Given divides are rarely cheap I prefer the predicated route but I guess there's no reason to be consistent at this stage.

llvm/lib/Target/AArch64/AArch64ISelLowering.cpp
8953

Oh, for the smaller vectors that are passed in regs? Yeah, I didn't catch that. Any clue why that's happening? Is it because there are no loads/stores to lower?

cameron.mcinally marked an inline comment as not done.Aug 18 2020, 9:22 AM
cameron.mcinally added inline comments.
llvm/lib/Target/AArch64/AArch64ISelLowering.cpp
8953

Oh, I see what you're saying now. The second predicate register is being generated all1s. That's surprising. Ultimately, both the i32/i64 and i8/i16 cases should be going through return LowerToPredicatedOp(Op, DAG, PredOpcode);. I'll see if I can find the difference.

cameron.mcinally marked an inline comment as not done.Aug 18 2020, 9:25 AM

Ok, I see it now. We have to explicitly call LowerToPredicatedOp(...) with the fixed types still intact, so that getPredicateForVector(...) will generate the correct predicate. Will update...

paulwalker-arm added inline comments.Aug 18 2020, 9:29 AM
llvm/lib/Target/AArch64/AArch64ISelLowering.cpp
8953

I see you're finding the answers quicker than I can type them :)

For what it's worth I've nothing against the current patch since it is simple and works, I just wanted to ensure you were aware what was going on.

Updated DIV lowering to make use of correct fixed length predicates.

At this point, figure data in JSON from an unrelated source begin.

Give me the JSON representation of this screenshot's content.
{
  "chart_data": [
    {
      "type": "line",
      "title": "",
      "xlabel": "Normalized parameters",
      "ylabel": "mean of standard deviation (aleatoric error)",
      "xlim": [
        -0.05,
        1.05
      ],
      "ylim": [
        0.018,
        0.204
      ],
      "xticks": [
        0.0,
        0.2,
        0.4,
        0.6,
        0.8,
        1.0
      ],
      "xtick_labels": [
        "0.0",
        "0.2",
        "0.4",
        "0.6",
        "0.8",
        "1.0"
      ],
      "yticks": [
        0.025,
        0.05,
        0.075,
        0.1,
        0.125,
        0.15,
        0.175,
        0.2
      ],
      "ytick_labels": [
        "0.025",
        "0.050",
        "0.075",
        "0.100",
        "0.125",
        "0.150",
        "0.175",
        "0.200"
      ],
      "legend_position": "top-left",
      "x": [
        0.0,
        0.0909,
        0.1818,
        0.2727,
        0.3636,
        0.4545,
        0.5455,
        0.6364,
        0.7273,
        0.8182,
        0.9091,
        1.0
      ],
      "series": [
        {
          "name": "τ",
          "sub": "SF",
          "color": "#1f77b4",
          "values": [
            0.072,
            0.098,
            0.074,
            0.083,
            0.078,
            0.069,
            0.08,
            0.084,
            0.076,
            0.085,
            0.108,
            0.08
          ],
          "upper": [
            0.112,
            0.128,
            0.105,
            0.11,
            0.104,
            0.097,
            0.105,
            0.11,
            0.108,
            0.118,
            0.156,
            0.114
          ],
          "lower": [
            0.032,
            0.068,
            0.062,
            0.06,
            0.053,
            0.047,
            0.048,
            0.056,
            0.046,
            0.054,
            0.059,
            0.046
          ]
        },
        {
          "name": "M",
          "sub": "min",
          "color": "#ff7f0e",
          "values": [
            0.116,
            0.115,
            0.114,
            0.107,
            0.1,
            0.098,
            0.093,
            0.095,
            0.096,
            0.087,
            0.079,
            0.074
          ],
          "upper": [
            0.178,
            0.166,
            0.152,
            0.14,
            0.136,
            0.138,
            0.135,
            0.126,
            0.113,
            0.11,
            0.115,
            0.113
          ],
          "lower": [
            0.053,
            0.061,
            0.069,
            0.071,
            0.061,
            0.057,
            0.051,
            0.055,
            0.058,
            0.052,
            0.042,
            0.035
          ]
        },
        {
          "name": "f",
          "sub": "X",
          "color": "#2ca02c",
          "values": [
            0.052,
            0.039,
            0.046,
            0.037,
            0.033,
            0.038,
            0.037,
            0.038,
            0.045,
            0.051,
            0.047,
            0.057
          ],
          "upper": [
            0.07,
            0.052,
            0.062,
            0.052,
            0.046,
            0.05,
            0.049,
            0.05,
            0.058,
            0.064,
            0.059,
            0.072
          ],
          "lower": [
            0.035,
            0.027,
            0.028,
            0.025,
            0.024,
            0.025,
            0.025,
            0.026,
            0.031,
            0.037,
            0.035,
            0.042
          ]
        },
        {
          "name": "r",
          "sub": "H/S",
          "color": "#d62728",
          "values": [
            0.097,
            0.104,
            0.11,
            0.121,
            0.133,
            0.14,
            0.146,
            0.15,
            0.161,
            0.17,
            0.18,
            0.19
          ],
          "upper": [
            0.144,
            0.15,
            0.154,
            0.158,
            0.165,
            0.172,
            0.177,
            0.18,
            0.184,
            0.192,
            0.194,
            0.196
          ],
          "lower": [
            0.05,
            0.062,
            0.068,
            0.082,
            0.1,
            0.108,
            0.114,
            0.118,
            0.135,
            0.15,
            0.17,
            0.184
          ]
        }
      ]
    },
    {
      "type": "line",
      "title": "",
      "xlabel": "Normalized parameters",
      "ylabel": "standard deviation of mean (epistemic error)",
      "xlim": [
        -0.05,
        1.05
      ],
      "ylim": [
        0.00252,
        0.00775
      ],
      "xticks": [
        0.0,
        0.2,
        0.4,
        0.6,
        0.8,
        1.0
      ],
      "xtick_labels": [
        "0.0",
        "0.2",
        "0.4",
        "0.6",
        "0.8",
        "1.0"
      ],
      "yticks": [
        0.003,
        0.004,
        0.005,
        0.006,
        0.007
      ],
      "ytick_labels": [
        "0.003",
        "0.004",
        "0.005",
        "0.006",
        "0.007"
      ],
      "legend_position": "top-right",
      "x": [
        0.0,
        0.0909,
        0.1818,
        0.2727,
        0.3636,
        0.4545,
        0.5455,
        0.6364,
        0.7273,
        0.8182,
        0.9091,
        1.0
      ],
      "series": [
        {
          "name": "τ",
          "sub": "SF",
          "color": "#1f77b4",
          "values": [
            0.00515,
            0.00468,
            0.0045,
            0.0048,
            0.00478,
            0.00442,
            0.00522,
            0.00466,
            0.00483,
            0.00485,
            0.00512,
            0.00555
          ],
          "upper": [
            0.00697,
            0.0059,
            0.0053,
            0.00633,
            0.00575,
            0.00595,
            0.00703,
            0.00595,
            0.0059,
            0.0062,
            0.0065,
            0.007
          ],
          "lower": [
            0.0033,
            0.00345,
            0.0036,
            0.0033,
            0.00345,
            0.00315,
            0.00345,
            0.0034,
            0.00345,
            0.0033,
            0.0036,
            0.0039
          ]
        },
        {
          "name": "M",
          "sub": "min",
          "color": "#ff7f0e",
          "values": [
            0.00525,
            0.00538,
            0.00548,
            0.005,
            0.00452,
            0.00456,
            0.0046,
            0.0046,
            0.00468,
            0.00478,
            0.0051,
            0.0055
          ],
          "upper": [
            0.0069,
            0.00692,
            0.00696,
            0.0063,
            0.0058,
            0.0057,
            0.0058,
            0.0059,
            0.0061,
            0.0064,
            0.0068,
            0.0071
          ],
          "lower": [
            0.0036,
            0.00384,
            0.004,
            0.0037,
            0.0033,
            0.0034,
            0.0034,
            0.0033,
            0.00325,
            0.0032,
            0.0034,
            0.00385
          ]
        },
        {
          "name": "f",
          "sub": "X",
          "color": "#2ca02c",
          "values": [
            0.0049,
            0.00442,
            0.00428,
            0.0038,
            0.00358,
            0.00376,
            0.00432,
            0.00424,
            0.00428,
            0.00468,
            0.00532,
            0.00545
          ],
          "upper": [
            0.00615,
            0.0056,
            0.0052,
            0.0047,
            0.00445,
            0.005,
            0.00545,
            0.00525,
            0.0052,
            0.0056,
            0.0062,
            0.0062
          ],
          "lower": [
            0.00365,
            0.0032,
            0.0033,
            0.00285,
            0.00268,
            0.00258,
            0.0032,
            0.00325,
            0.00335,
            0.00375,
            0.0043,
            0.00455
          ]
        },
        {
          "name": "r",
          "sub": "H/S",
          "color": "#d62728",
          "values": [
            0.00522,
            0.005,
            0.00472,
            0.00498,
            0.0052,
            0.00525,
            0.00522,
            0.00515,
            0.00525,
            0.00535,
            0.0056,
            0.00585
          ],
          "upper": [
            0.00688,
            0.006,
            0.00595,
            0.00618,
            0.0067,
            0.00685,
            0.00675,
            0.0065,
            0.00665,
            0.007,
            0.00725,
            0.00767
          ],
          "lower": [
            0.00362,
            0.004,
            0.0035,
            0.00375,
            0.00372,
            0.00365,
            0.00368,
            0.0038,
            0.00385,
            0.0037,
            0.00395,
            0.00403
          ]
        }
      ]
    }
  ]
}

The lowering is somewhat convoluted, so I'd like to hear if anyone has a better solution. I've attempted to extend the operands and truncate the results as scalable, but leave the DIVs fixed until they reach vXi32. This allows the intermediate fixed DIVs to be further lowered.

There's probably some room for code reuse with other instructions that do not have i8/i16 vector support, but I don't have a good view of what those instructions look like right now (if they exist).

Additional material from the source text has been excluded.